I was watching 24 on fox and each commercial break there would be a plugin for Bones with the guy from buffy the vampire slayer, anyhow at the end of the plug he and the shows main character are driving through what I assume to be beverly hills, the main character keeps insisting to drive stating that she knows how to drive very well, at this time Angel from buffy turns to her while he is driving and says what I assume is supposed to be a witty retort "OKAY Rainman!" cue laughter. This would normaly make me laugh had it been the correct movie. Scent of a woman is the movie I believe the idiot writers were thinking of. Anyhow end rant.
(Sorry if "turd" violates the profanity rule. But for me Cruise = Becker on steroids)
On a related note, 24 was semi-boring tonight until the end when there were a lot of fireworks. Can't wait for next week's episode!
This in no way detracts from Jon's great accomplishment in getting hitched with si-dot-com. That's really cool and amazing how your blog has both blossomed and brought you happy new things. Inspirational! Congratulations.

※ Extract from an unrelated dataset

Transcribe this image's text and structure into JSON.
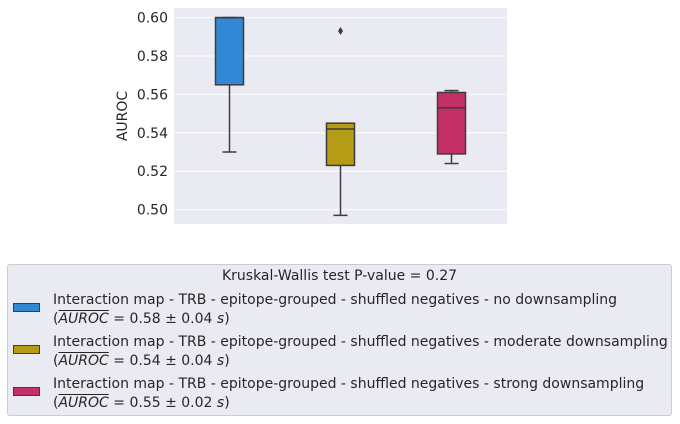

As for push presents, I guess I didn't have to get one since my wife did c-sections, although if I had been around for our daughter being born I would have had to owe her a big one since she did 12 hours of labor followed by an emergency c-section with no anesthesia (at least that's what she says).
129 That reminds me of my favorite video store promotion. A store in Pasadena had a big banner on it's facade back in the early-mid 90's that said "Scent of a Woman guaranteed to be here". That cracked me up and I pictured a bunch of guys just milling about the store.
You need to check that recorder now! Or millions of people will die!